В рассказе «Где любовь, там и Бог» и повести «Фальшивый купон» (1904) обширно цитируемое авторитетное Слово звучит и воздействует на героев-чтецов, героев-слушателей напрямую; роль же читающего для других (Марии Семеновны, портного, Ивана Чуева) сведена к минимуму; указаны лишь отдельные особенности восприятия простым мужиком Степаном Пелагеюшкиным сакрального текста (соотнесение с опытом собственной жизни, ориентация на «общий смысл» учения и уход от того, что «не подтверждало его», относилось к собственному «непониманию» [Толстой; т. 36: 38]). В этом произведении Толстой отмечает характер влияния Слова на разных слушателей: портной «прочел пять глав Матвея, стали толковать. Все слушали, но принял только один Иван Чуев. И так принял, что стал во всем жить по-Божьему. И в семье его так жить стали» [Толстой; т. 36: 27].
В повести «Фальшивый купон», в отличие от рассказа «Где любовь, там и Бог», событие преображения героя — Степана Пелагеюшкина — под воздействием Евангелия восходит к другим историко-культурным основаниям: оно вписывается в хорошо известную Толстому традицию житийного сюжета7, построенного по модели грех — преступление — преображение. В «кризисных житиях» чудо раскаяния, внезапный «"переворот" совершается силой Божественного вмешательства (хотя и при посредничестве увещевательного слова праведника и примера праведности)» [Гродецкая: 165]. Убедительность события для толстовского читателя поддерживается многовековой житийной традицией.
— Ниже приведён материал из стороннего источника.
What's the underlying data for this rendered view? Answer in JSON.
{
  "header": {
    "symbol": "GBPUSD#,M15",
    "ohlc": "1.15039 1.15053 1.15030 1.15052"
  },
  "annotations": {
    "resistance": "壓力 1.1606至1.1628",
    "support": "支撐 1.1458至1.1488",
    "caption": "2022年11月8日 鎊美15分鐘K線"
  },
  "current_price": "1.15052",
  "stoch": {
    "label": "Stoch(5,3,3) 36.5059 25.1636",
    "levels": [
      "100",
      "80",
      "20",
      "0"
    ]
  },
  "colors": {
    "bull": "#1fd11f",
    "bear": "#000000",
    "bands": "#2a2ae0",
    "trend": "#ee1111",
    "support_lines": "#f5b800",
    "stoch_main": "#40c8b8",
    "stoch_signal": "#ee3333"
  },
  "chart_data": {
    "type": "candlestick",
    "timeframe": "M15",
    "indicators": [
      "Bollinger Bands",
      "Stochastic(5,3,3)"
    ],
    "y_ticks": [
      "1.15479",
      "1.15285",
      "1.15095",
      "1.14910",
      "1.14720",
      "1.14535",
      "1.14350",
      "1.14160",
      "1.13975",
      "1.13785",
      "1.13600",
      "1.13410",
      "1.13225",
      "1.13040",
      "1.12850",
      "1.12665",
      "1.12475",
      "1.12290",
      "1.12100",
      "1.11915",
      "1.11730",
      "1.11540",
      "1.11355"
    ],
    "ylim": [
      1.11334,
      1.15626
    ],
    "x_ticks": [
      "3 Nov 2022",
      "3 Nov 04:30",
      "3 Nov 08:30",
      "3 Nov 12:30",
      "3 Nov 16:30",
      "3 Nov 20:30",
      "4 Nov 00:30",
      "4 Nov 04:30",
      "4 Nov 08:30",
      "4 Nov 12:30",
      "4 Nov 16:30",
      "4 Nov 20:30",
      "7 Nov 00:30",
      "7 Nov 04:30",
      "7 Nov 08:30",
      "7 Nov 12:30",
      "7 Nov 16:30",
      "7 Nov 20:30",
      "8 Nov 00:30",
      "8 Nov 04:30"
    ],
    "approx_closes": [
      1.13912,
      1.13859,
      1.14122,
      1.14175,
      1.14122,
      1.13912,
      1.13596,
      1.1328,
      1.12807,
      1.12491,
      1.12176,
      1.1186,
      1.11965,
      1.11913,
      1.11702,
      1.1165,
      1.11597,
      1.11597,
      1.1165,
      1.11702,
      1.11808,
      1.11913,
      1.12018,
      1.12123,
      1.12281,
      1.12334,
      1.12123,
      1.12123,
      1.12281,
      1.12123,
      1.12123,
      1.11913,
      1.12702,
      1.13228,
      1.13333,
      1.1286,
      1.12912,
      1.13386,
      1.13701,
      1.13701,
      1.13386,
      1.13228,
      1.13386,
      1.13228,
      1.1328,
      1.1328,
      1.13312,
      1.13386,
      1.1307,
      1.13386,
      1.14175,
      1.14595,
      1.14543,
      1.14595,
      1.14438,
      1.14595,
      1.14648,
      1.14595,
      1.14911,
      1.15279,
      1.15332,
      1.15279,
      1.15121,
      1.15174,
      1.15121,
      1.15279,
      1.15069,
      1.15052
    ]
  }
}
Вместе с тем подчеркнем: художественные решения в изображении сцен чтения в этих двух произведениях в целом отвечают традиционной религиозности.
«Воскресение» — последний роман Толстого, создававшийся в конце XIX столетия и идущий в русле «религиозного кризиса русского общества» [Ореханов: 77, 78]. В нем писатель ставит сущностные вопросы жизни, вглядывается в современного человека, вопрошающего, в чем смысл жизни, и взыскующего обрести Бога8. То же относится и к позднему толстовскому рассказу «Божеское и человеческое».
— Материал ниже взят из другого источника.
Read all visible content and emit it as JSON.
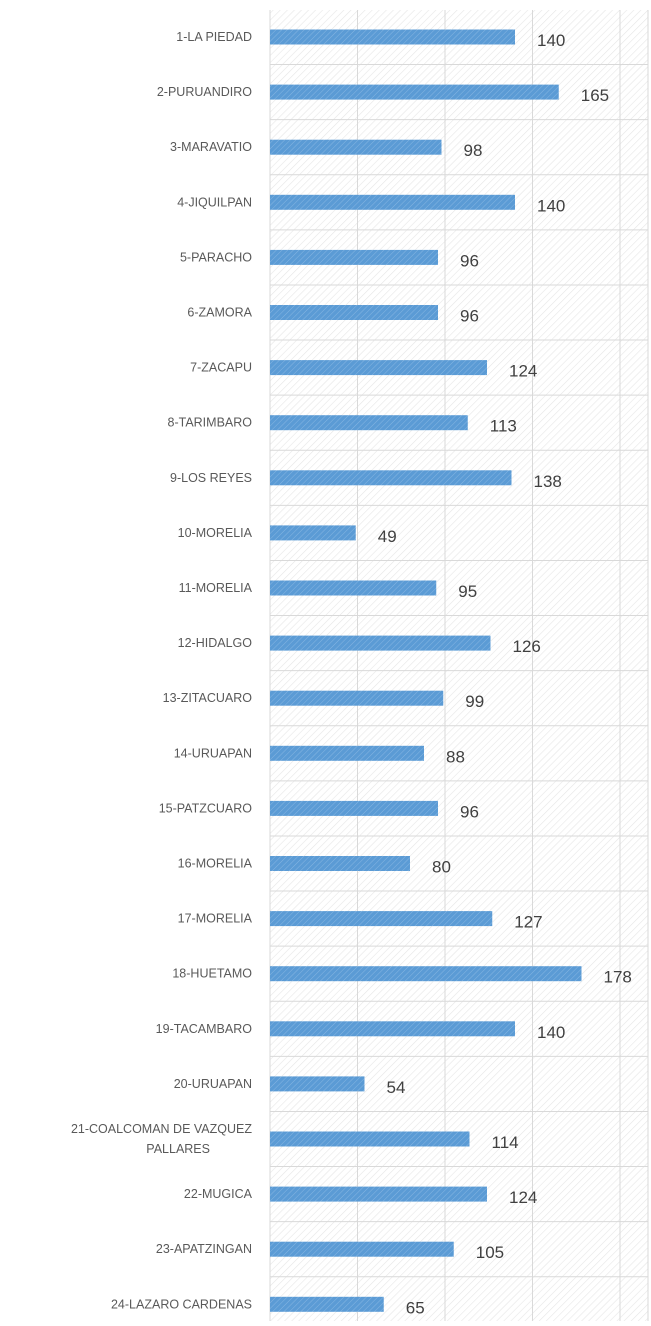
{
  "chart_data": {
    "type": "bar",
    "orientation": "horizontal",
    "title": "",
    "xlabel": "",
    "ylabel": "",
    "categories": [
      "1-LA PIEDAD",
      "2-PURUANDIRO",
      "3-MARAVATIO",
      "4-JIQUILPAN",
      "5-PARACHO",
      "6-ZAMORA",
      "7-ZACAPU",
      "8-TARIMBARO",
      "9-LOS REYES",
      "10-MORELIA",
      "11-MORELIA",
      "12-HIDALGO",
      "13-ZITACUARO",
      "14-URUAPAN",
      "15-PATZCUARO",
      "16-MORELIA",
      "17-MORELIA",
      "18-HUETAMO",
      "19-TACAMBARO",
      "20-URUAPAN",
      "21-COALCOMAN DE VAZQUEZ PALLARES",
      "22-MUGICA",
      "23-APATZINGAN",
      "24-LAZARO CARDENAS"
    ],
    "values": [
      140,
      165,
      98,
      140,
      96,
      96,
      124,
      113,
      138,
      49,
      95,
      126,
      99,
      88,
      96,
      80,
      127,
      178,
      140,
      54,
      114,
      124,
      105,
      65
    ],
    "xlim": [
      0,
      200
    ],
    "grid": true,
    "legend": "none",
    "data_labels": true,
    "tick_labels_visible": false
  },
  "colors": {
    "bar_fill": "#5b9bd5",
    "bar_hatch": "#7fb1df",
    "grid_line": "#d9d9d9",
    "plot_hatch": "#e3e3e3",
    "category_text": "#595959",
    "value_text": "#404040"
  }
}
В финале романа «Воскресение» и в рассказе «Божеское и человеческое» (1906) предстает другой, «личностный», вид чтения сакрального текста, который предопределен возросшей ролью личности читателя и его предыдущим интеллектуальным, психологическим, социальным опытом. В эпизодах и сценах романа описаны публичное чтение вслух или цитирование по памяти, а также чтение в одиночку и про себя, в рассказе же представлена только последняя разновидность (в одиночку и про себя). В эпизодах и сценах чтения участвуют герои-читатели, герои-посредники, слушатели9.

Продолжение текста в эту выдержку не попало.